What inspired you to run for bencher this year?
Through years of private practice, public practice, civil litigation, and criminal prosecution, and as a former President of the Ontario Bar Association, I have gained the experience necessary to be a strong and reasonable voice at Convocation...and also a good listener. I understand multiple perspectives, including the issues underpinning EDI, and the challenges of invisible disabilities. The profession has arrived at a transformational point in its history. My diverse history in the profession will help navigate it through this transformation.
What do you believe is the biggest issue facing the legal profession?
The way in which the LSO can maintain its relevance by addressing these two issues: (a) The mental health of the legal profession, especially among racialized lawyers, the justice system generally, and among law students, as emerging lawyers burdened by unconscionable debt; and (b)The changing nature of the profession imposed by new technologies and the pressing need to improve access to justice.
What would be your first priority upon election?
I will encourage Convocation to take steps to improve the mental well being of legal professionals. I will work toward better governance, including a smaller, diverse, and competence based Convocation.
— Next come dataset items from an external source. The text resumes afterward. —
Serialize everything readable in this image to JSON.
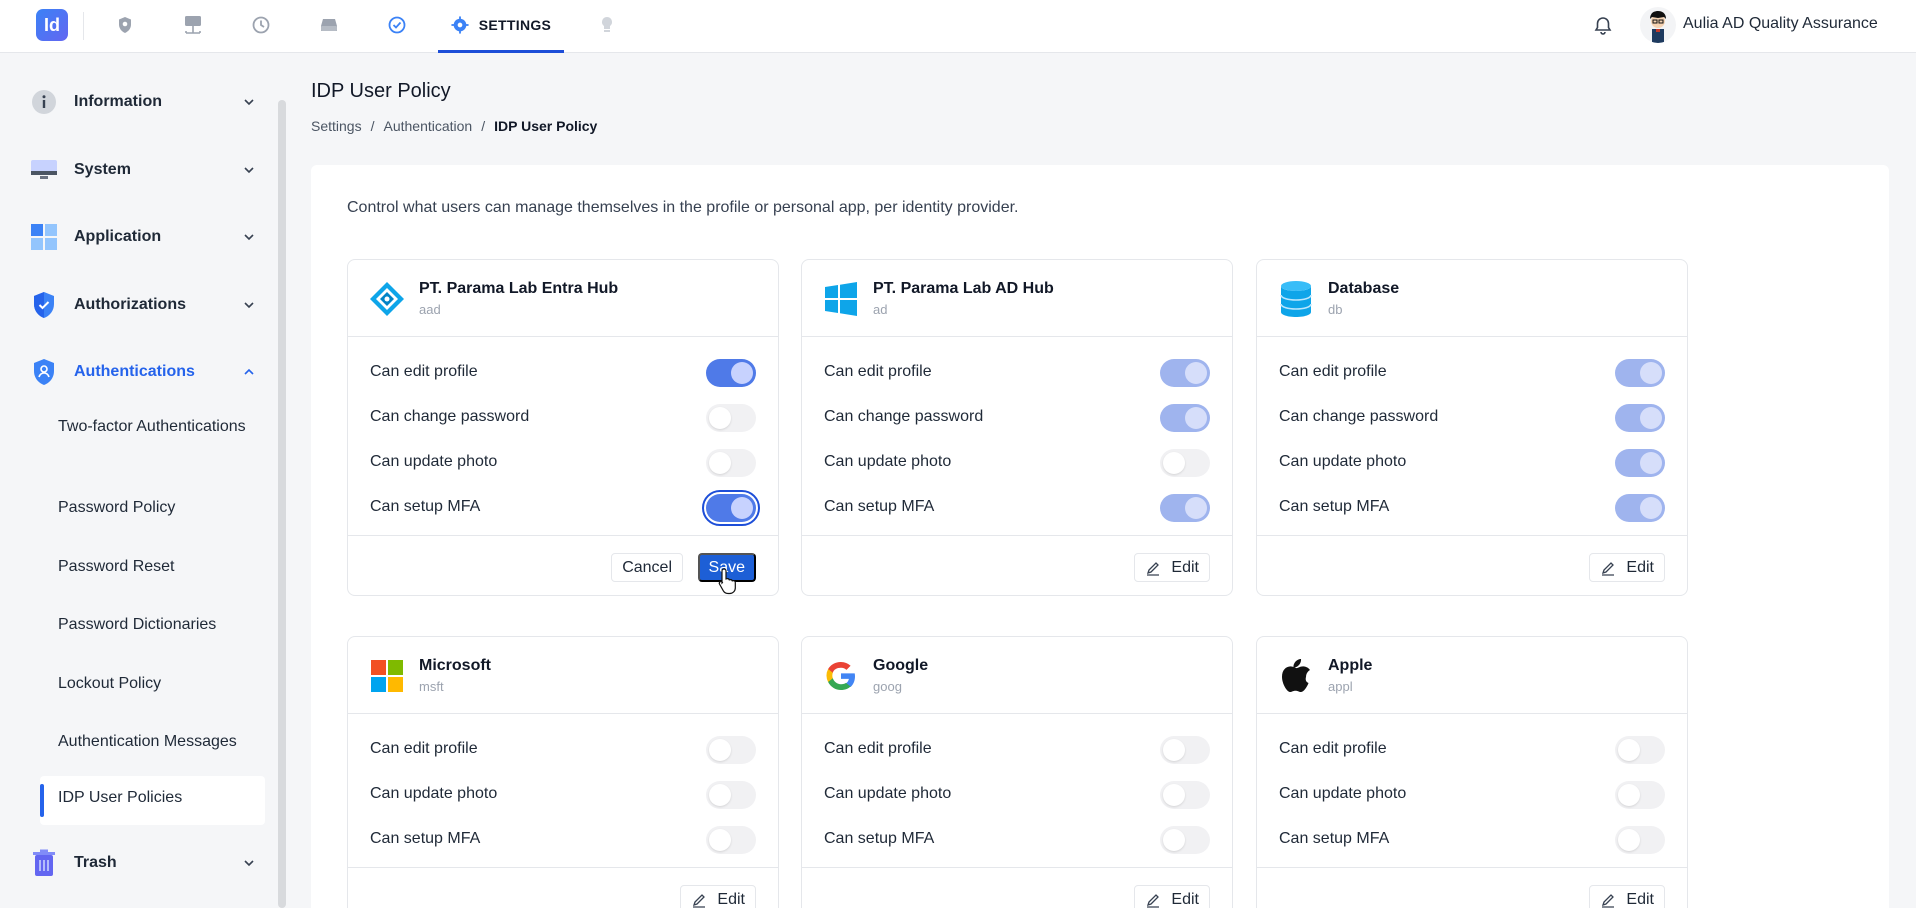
{
  "topbar": {
    "logo_text": "Id",
    "nav_icons": [
      "shield-icon",
      "monitor-tree-icon",
      "history-icon",
      "drive-icon",
      "check-circle-icon",
      "gear-icon",
      "lightbulb-icon"
    ],
    "active_tab_label": "SETTINGS",
    "user_name": "Aulia AD Quality Assurance"
  },
  "sidebar": {
    "items": [
      {
        "label": "Information",
        "icon": "info-icon"
      },
      {
        "label": "System",
        "icon": "monitor-icon"
      },
      {
        "label": "Application",
        "icon": "app-grid-icon"
      },
      {
        "label": "Authorizations",
        "icon": "shield-check-icon"
      },
      {
        "label": "Authentications",
        "icon": "shield-user-icon"
      },
      {
        "label": "Trash",
        "icon": "trash-icon"
      }
    ],
    "sub_items": [
      "Two-factor Authentications",
      "Password Policy",
      "Password Reset",
      "Password Dictionaries",
      "Lockout Policy",
      "Authentication Messages",
      "IDP User Policies"
    ]
  },
  "main": {
    "title": "IDP User Policy",
    "breadcrumb": [
      "Settings",
      "/",
      "Authentication",
      "/",
      "IDP User Policy"
    ],
    "description": "Control what users can manage themselves in the profile or personal app, per identity provider.",
    "cards": [
      {
        "name": "PT. Parama Lab Entra Hub",
        "code": "aad",
        "icon": "entra-icon",
        "rows": [
          {
            "label": "Can edit profile",
            "on": true
          },
          {
            "label": "Can change password",
            "on": false
          },
          {
            "label": "Can update photo",
            "on": false
          },
          {
            "label": "Can setup MFA",
            "on": true
          }
        ],
        "cancel_label": "Cancel",
        "save_label": "Save"
      },
      {
        "name": "PT. Parama Lab AD Hub",
        "code": "ad",
        "icon": "windows-icon",
        "rows": [
          {
            "label": "Can edit profile",
            "on": true
          },
          {
            "label": "Can change password",
            "on": true
          },
          {
            "label": "Can update photo",
            "on": false
          },
          {
            "label": "Can setup MFA",
            "on": true
          }
        ],
        "edit_label": "Edit"
      },
      {
        "name": "Database",
        "code": "db",
        "icon": "database-icon",
        "rows": [
          {
            "label": "Can edit profile",
            "on": true
          },
          {
            "label": "Can change password",
            "on": true
          },
          {
            "label": "Can update photo",
            "on": true
          },
          {
            "label": "Can setup MFA",
            "on": true
          }
        ],
        "edit_label": "Edit"
      },
      {
        "name": "Microsoft",
        "code": "msft",
        "icon": "microsoft-icon",
        "rows": [
          {
            "label": "Can edit profile",
            "on": false
          },
          {
            "label": "Can update photo",
            "on": false
          },
          {
            "label": "Can setup MFA",
            "on": false
          }
        ],
        "edit_label": "Edit"
      },
      {
        "name": "Google",
        "code": "goog",
        "icon": "google-icon",
        "rows": [
          {
            "label": "Can edit profile",
            "on": false
          },
          {
            "label": "Can update photo",
            "on": false
          },
          {
            "label": "Can setup MFA",
            "on": false
          }
        ],
        "edit_label": "Edit"
      },
      {
        "name": "Apple",
        "code": "appl",
        "icon": "apple-icon",
        "rows": [
          {
            "label": "Can edit profile",
            "on": false
          },
          {
            "label": "Can update photo",
            "on": false
          },
          {
            "label": "Can setup MFA",
            "on": false
          }
        ],
        "edit_label": "Edit"
      }
    ]
  },
  "colors": {
    "accent": "#2563eb",
    "save_button": "#1d5fd6",
    "toggle_on": "#4f7ae8",
    "toggle_on_muted": "#9fb4ee"
  }
}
I would like to improve EDI in the justice system generally, for all legal professionals, including those with invisible challenges. I will “lean in” to this cause as a first generation Canadian, the first in my family to attend university, and as a strong advocate for mental wellness in the law.
What do you hope to achieve over the next four years as a member of Convocation?
I will promote mental wellness throughout the justice sector. I promise strong advocacy for EDI issues. I will be the resolute voice for law students (burdened by debt), young lawyers (struggling to get by), and all professionals committed to ATJ, whether through a vibrant ProBono Ontario, or any other well-considered means.
What's the most pressing concern for the profession in your region of the province?
The most pressing issues facing lawyers (and the public they serve) are civil justice delays made necessary by the pressures on the Criminal Justice system created by the SCC's decision in Jordon, which imposes strict timelines on the prosecution of criminal charges. While the LSO cannot solve this problem on its own, it can exert influence over decision makers, and partner with them, to ensure adequate and efficiently employed resources, Rules, technology, and dispute resolution systems to bridge the lags and delays between issuing a claim and enforcing a judgment.
Do you support the requirement to create and abide by a statement of principles?
I support the statement of principles, as far as it goes. As a tool, it encourages lawyers to think about the issues facing racialized lawyers specifically, and about diversity and inclusion more generally. I doubt, however, that the statement alone will change entrenched and old-school legal culture. For that, we have to wait for students and young lawyers to move up the ranks of the legal profession. It will happen. They will change the culture of the profession, for the better. But it will take time.